The Treasury’s WGA names the academy schools that failed to provide any financial data requested:
Dover Christ Church Academy, in Kent;
Enterprise South Liverpool Academy, Liverpool;
Redhill Academy, Nottingham;
Sarum Academy, Salisbury in Wiltshire;
Sir Robert Woodard Academy, Lancing in West Sussex;
Slough Grammar School, Slough in Berkshire;
Taunton Academy, in Somerset;
The Littlehampton Academy, in West Sussex;
The Westlands School (in federation with Woodgrove Primary School), Sittingbourne in Kent;
William Farr CoE Comprehensive School, Lincoln.
Morse also detailed an array of other problems with academies’ accounts. He concluded: “As a result, I have been unable to obtain sufficient and appropriate audit evidence on which to base my opinion on this element of the WGA.
“The value of unaudited data included within WGA from the individual academy returns for the year ended March 31, 2011 is £2.2 billion of income, £1.9 billion of expenditure, assets of £3.5 billion and liabilities of £0.3 billion.”
The Treasury and DfE say that they are making changes to the way that academies submit financial data.
Morse said that he would review the changes in next year’s accounts, but pressed the ministries to do more “to ensure that the assets in the WGA are complete, accurate and auditable.”
He added: “The Treasury and the department should continue to work towards putting into place a sustainable methodology for collecting data from academies that will provide a true and fair view of the financial state of the academy sector that is auditable.”
Meanwhile, the NAO has qualified the entire WGA for the second year running because the auditors again did not believe that the figures represented a true and accurate picture of the nation’s balance sheet.
The NAO welcomed the Treasury’s decision to accept some changes to its assessment of the UK’s net liabilities recommended by the government auditors.
But the auditors, like last year, criticised the accounts for failing to include huge sums of public assets and debt held by Network Rail, the partly-nationalised banks and other bodies.
Update 22 November 2012: The National Audit Office (NAO) today published its report saying that the Department for Education was “unprepared” for the expansion of academy schools in England.
The report says that the department spent £8.3 billion on the academies programme in the two years since April 2010, and £1 billion of this was “additional cost”.
Included in the “additional cost” was £350 million that the department was unable to recover from local authorities to offset against academy funding, said the NAO.
The department was forced to draw on other budgets to stay within its overall spending limit.
The NAO said that 2,309 academies had opened by September.

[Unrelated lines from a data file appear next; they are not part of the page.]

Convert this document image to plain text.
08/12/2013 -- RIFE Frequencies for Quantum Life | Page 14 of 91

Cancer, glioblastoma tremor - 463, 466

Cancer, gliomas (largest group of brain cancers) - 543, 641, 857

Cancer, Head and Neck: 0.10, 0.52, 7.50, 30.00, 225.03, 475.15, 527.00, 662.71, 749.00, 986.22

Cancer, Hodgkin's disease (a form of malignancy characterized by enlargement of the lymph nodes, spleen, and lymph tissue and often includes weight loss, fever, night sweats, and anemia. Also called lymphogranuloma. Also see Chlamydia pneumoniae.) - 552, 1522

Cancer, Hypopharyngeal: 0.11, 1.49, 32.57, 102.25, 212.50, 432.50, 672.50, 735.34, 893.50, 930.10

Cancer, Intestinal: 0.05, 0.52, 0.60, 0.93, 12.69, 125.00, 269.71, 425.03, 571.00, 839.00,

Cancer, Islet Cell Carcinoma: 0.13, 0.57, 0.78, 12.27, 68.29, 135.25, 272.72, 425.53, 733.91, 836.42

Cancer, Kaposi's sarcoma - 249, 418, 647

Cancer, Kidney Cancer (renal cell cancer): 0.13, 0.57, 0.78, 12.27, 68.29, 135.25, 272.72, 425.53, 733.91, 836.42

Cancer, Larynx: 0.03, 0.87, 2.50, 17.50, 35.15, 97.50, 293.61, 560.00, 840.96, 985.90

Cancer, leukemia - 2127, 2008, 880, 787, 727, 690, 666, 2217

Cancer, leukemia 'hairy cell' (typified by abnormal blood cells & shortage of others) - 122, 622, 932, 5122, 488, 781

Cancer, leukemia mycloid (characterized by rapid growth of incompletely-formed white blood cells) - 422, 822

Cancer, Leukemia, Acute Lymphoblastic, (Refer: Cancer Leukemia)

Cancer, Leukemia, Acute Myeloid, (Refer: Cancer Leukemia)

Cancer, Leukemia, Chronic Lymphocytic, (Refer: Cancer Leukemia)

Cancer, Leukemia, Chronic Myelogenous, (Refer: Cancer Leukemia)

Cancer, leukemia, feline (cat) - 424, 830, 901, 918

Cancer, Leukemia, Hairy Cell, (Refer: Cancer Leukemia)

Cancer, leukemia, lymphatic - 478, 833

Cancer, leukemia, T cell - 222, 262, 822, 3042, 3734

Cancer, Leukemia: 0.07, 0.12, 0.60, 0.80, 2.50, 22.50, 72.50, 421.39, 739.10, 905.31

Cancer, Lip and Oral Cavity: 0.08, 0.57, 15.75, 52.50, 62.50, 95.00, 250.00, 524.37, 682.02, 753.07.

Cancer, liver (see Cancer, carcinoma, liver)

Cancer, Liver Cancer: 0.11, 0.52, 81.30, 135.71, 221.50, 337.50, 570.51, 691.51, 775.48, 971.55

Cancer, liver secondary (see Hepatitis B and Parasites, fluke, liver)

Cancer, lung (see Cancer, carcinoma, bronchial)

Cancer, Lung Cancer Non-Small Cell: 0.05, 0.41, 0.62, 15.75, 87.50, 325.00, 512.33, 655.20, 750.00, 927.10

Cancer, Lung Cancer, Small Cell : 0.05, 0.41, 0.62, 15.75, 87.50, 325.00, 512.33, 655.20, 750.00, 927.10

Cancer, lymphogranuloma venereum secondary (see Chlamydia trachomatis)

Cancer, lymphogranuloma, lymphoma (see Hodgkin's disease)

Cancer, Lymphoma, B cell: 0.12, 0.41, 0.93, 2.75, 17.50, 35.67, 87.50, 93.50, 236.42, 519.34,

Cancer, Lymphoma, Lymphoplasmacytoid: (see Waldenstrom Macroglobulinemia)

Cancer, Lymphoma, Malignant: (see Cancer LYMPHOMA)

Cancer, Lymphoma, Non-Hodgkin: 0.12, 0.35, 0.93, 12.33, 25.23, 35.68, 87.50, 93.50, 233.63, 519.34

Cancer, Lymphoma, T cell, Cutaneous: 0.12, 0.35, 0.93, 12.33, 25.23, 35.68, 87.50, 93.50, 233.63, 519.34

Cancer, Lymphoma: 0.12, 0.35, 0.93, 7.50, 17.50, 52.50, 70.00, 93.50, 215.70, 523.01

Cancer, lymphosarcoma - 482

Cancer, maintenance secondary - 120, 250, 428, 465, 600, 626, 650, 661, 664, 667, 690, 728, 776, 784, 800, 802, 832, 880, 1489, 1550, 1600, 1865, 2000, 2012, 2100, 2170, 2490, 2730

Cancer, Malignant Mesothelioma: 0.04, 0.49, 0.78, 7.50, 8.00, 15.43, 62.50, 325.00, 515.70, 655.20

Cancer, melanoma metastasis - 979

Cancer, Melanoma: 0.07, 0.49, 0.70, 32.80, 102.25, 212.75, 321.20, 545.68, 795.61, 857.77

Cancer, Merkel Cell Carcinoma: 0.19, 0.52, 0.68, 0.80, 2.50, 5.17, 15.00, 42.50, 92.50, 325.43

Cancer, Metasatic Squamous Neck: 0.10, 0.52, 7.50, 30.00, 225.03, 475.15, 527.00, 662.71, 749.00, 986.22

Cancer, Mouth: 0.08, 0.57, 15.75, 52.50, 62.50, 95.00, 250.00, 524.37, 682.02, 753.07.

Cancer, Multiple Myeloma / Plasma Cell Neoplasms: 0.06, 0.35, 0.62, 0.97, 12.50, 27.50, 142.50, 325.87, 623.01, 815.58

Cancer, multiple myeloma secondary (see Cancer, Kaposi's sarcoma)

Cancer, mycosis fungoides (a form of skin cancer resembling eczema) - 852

It raised questions over the department’s “light-touch oversight” of financial management and governance in academies.
Amyas Morse, head of the NAO, said: “The Department for Education was not sufficiently prepared for the financial implications of such a rapid expansion, or for the challenge of overseeing and monitoring such a large number of new academies.
“It is too early to conclude on academies’ overall performance, and this is something to which I intend to return in the future. As the programme continues to expand, the department must build on its efforts to reduce costs and tackle accountability concerns if it is to reduce the risks to value-for-money.”
Margaret Hodge, chairwoman of the House of Commons public accounts committee, said: “The department was caught off-guard by the number of schools applying to become academies. But what is more extraordinary is that the department failed to anticipate or plan properly for the impact on its own finances.”